Cookie accepted: "[version: 0][name: DTLASTVISITEDSYS][value: 11/20/2013 6:16:48
AM][domain: dailytech.com][path: /][expiry: null]".
Connection can be kept alive indefinitely
<< "[0x1f]"
<< "[0x8b]"
<< "[0x8]"
<< "[0x0]"
<< "[0x0][0x0][0x0][0x0][0x4][0x0]"
<< "[0xed][0xbd][0x7]`[0x1c]I[0x96]%&/m[0xca]{J[0xf5]J[0xd7][0xe0]t[0xa1]
[0x8][0x80]`[0x13]$[0xd8][0x90]@[0x10][0xec][0xc1][0x88][0xcd][0xe6][0x92][0xec]

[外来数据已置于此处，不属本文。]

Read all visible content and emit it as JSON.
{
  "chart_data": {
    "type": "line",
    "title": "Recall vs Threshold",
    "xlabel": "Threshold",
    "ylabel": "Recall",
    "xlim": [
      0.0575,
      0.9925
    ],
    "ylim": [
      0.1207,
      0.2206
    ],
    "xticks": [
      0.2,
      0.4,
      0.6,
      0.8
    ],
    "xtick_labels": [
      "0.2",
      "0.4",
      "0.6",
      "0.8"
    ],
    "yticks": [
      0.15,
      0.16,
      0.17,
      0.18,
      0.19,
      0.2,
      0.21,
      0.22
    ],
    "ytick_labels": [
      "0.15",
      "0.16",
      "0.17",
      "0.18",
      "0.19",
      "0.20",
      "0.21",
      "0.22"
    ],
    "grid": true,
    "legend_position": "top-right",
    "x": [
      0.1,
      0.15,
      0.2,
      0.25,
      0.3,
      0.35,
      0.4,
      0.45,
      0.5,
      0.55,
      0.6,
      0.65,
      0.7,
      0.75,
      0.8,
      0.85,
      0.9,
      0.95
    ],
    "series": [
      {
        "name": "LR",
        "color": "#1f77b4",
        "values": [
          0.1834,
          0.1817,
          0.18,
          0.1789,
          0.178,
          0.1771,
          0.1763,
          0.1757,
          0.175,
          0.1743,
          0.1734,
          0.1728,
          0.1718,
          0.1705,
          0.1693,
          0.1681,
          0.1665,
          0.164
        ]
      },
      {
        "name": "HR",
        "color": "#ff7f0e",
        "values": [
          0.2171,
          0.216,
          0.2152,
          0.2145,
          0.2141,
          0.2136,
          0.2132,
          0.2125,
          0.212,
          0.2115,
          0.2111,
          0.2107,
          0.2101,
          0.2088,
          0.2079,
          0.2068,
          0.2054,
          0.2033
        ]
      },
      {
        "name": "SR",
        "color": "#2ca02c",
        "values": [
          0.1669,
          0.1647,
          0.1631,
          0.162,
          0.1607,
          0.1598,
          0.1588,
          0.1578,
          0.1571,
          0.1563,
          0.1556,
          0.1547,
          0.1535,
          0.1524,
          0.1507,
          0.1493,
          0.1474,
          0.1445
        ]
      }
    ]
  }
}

[0x1d]iG#)[0xab]*[0x81][0xca]eVe]f[0x16]@[0xcc][0xed][0x9d][0xbc][0xf7][0xde]{[0xef]
[0xbd][0xf7][0xde]{[0xef][0xbd][0xf7][0xba];[0x9d]N'[0xf7][0xdf][0xff]?fd[0x1]l[0xf6]
[0xce]J[0xda][0xc9][0x9e]![0x80][0xaa][0xc8][0x1f]?~|[0x1f]?"~[0xe3][0xe4]7N[0x1e]
[0xff][0xae]O[0xbf]<y[0xf3][0xfb][0xbc]<M[0xe7][0xed][0xa2]L_~[0xf5][0xe4][0xf9]
有没有办法禁用所有输出?或者有人知道是什么原因造成的?这可能是我应该作为一个问题发布到社区的一个bug吗?
感谢您抽出时间
我找到了问题的答案。我将方法名称从main(string[]args)更改为crawl()。然后crawler4j开始打印ort调试内容。当我更改logger4j.properties时,它们消失了。